Eroldu açıklamalarını şöyle sürdürdü: “İş sonuçlarımızdan başlarsak, ilk 9 ayda toplam üretimimizde yüzde 7’lik bir gerileme var. Bu tabi ağırlıklı olarak iç piyasadaki yerli üreticilerin zemin kaybetmesinden geliyor. Gördüğünüz gibi toplam üretim yüzde 7 düşerken ihracat adet olarak aynı seviyede, iç pazardaki yerli payımız ise 2023 yılının aynı dönemine göre 6 puan azalarak yüzde 31’e gelmiş durumda. Toplam ihracatımız ise 26,7 milyar dolarla artmaya devam ediyor.
İç pazardaki yerli payındaki azalmanın şiddetini artırdığını görüyoruz. İlk 9 ayda 6 puanlık bir geri gelme varken eylül ayına baktığımız zaman 8 puanlık bir geri gelme var ve iç pazardaki yerli üreticilerin payı yüzde 30’un altına indi.
Eğer bu risklere karşı yani istihdamda da yeni yatırımlar olmadığı müddetce artış olmaz. Tam tersine istihdamda azalma bekleyebiliriz. Onun için de bu iç piyasadaki performansın desteklenmesi önemli. Yani şu anda üretimde işte yüzde 7’lik bir kaybımız var. Yani kapasite kullanım oranlarımız düşüyor. Bu düşmeye devam ettikçe otomotiv sanayiinde de bir istihdam kaybı beklenebilir.”
Avrupa pazarında potansiyelin gittikçe daraldığını ifade eden OSD Başkanı Eroldu “Avrupa’daki potansiyel pazar daralması sebebiyle oluşabilecek araç fazlasının da Türkiye pazarına kaydırılması muhakkak söz konusu olacak. Şimdi bu iki konuya da baktığımızda bir tanesi geleceği çok ilgilendiriyor, gelecekteki Türkiye’deki yatırımların devamlılığı açısından, en azından mevcut oyuncular açısından. Diğer taraftan kısa ve orta vadede baktığımız zaman da rekabetçiliğin Türkiye pazarında daha fazla artacağını, bunun da hem pazar payları hem de karlılıklar üzerinde baskı yaratacağını görüyoruz. Ne yapmak lazım? Bir kere Türkiye’nin aşınan bir ihracat rekabetçiliği var. Buna yönelik politikalar mutlaka geliştirilmeli. Yoksa tekstilde olduğu gibi otomotivde de benzer bir akım başlayabilir yani elimizdeki tesisleri de koruyamayabiliriz.”

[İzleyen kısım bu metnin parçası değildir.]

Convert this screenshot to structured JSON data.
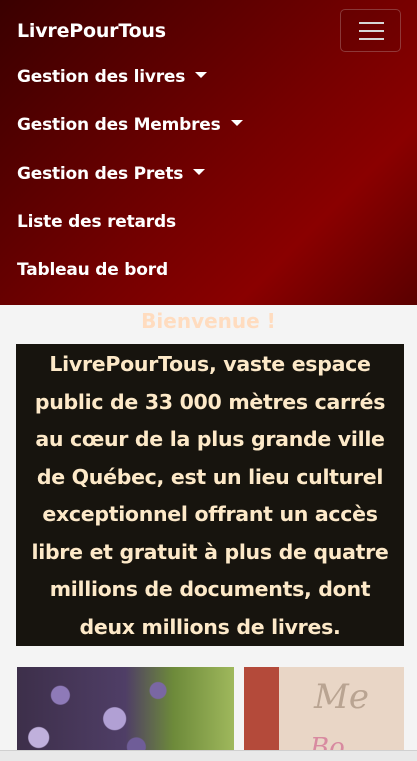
{
  "navbar": {
    "brand": "LivrePourTous",
    "items": [
      {
        "label": "Gestion des livres",
        "dropdown": true
      },
      {
        "label": "Gestion des Membres",
        "dropdown": true
      },
      {
        "label": "Gestion des Prets",
        "dropdown": true
      },
      {
        "label": "Liste des retards",
        "dropdown": false
      },
      {
        "label": "Tableau de bord",
        "dropdown": false
      }
    ]
  },
  "main": {
    "welcome": "Bienvenue !",
    "intro": "LivrePourTous, vaste espace public de 33 000 mètres carrés au cœur de la plus grande ville de Québec, est un lieu culturel exceptionnel offrant un accès libre et gratuit à plus de quatre millions de documents, dont deux millions de livres.",
    "cards": [
      {
        "image": "flowers-photo"
      },
      {
        "image": "books-poster",
        "visible_text": "Me",
        "visible_text_2": "Bo"
      }
    ]
  },
  "colors": {
    "navbar_dark": "#3a0000",
    "navbar_red": "#8a0000",
    "welcome_text": "#ffdcbf",
    "intro_bg": "#17140e",
    "intro_text": "#fde9c8"
  }
}
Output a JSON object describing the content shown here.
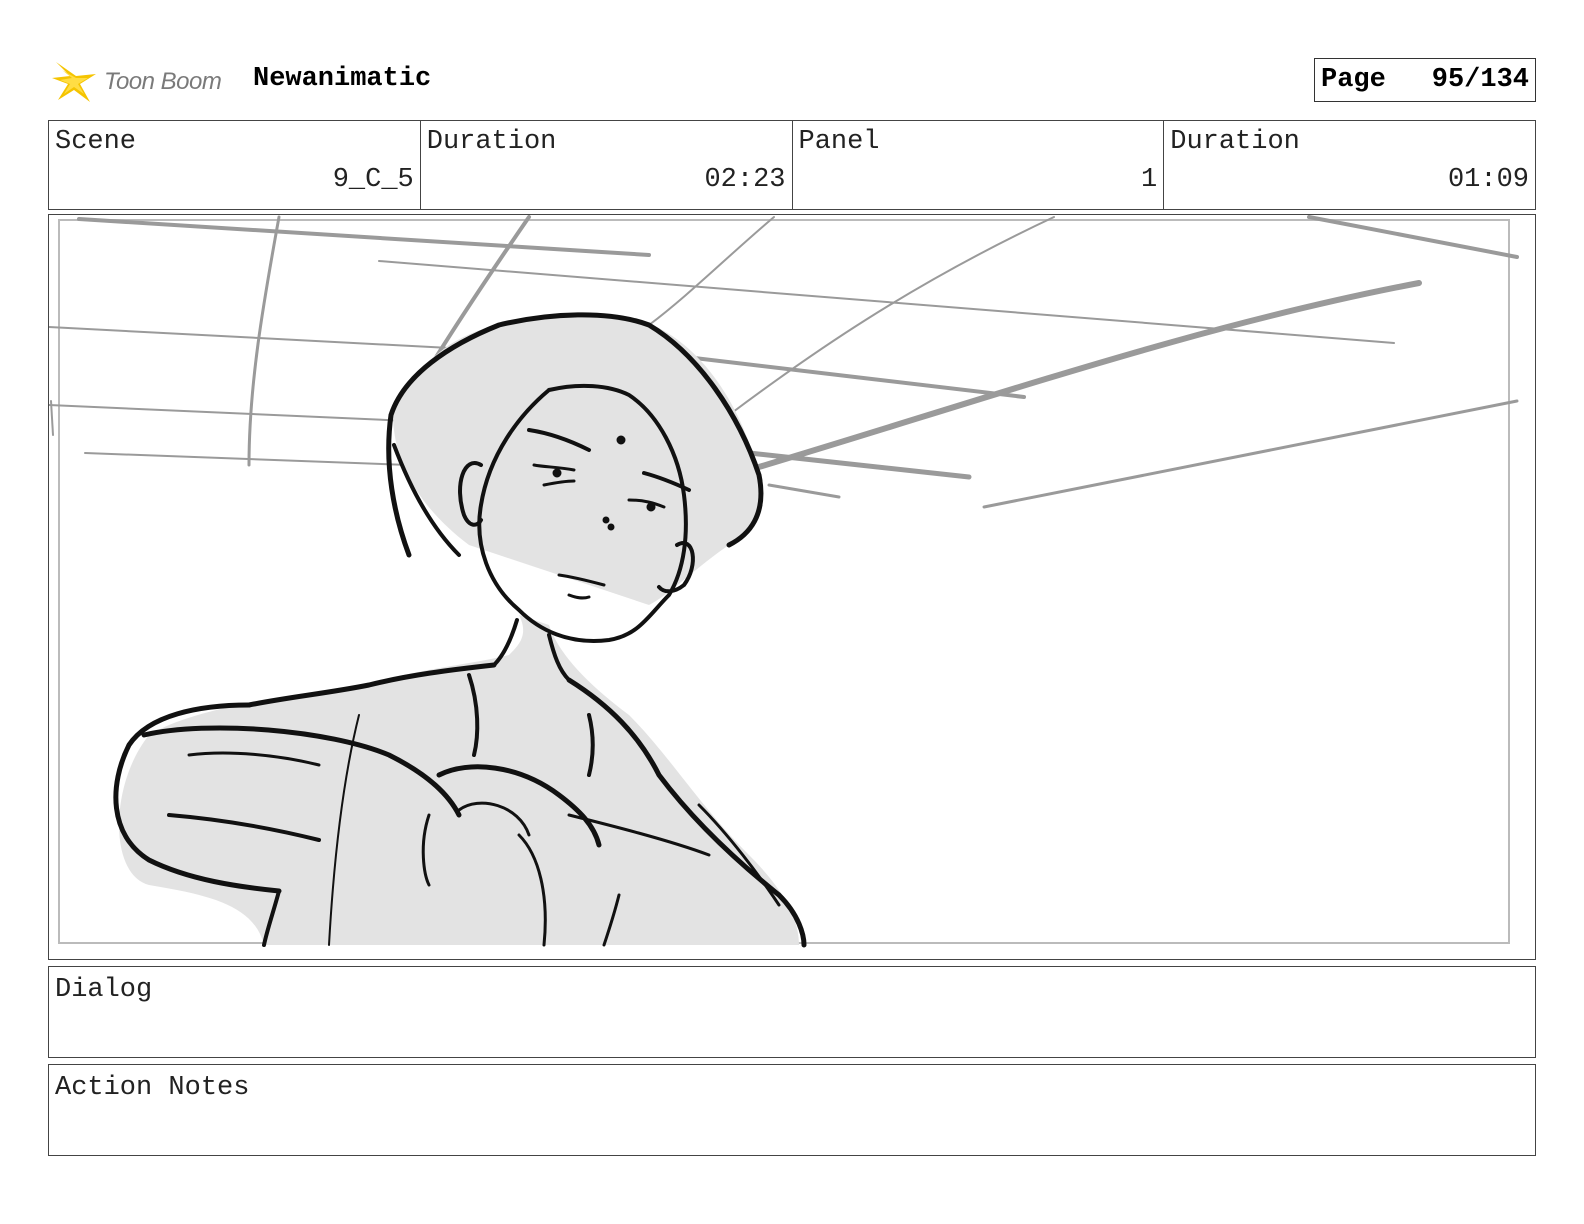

Kapasite kullanım oranının düştüğünü ifade eden Cengiz Eroldu “Burada önemli olan bir diğer indikatör de kamyondaki gerileme. Kamyondaki asıl gerileme ihracat tarafından geliyor. İhracatta yüzde 44’lük bir gerileme var. Bizim açımızdan kamyon her zaman öncü bir göstergedir. Ticarette, sanayide yavaşlama, durgunluk başladığı zaman bunun ilk belirtisi kamyon tarafından gelir. Türkiye pazarında da yüzde 7’lik bir daralma var ama Türkiye pazarında tabi deprem inşaatları sebebiyle geçen sene normalin de üzerinde bir takım satışlar oldu. Dolayısıyla Türkiye pazarını yorumlamak o bakımdan biraz zor ama ihracattaki yüzde 44’lük düşüş sert bir düşüş. Bu da aslında Avrupa’daki durgunluğun bir öncüsü. Bu tabi kamyonla başlayıp daha sonra tüm işlerimize yayılabilecek bir risk” dedi.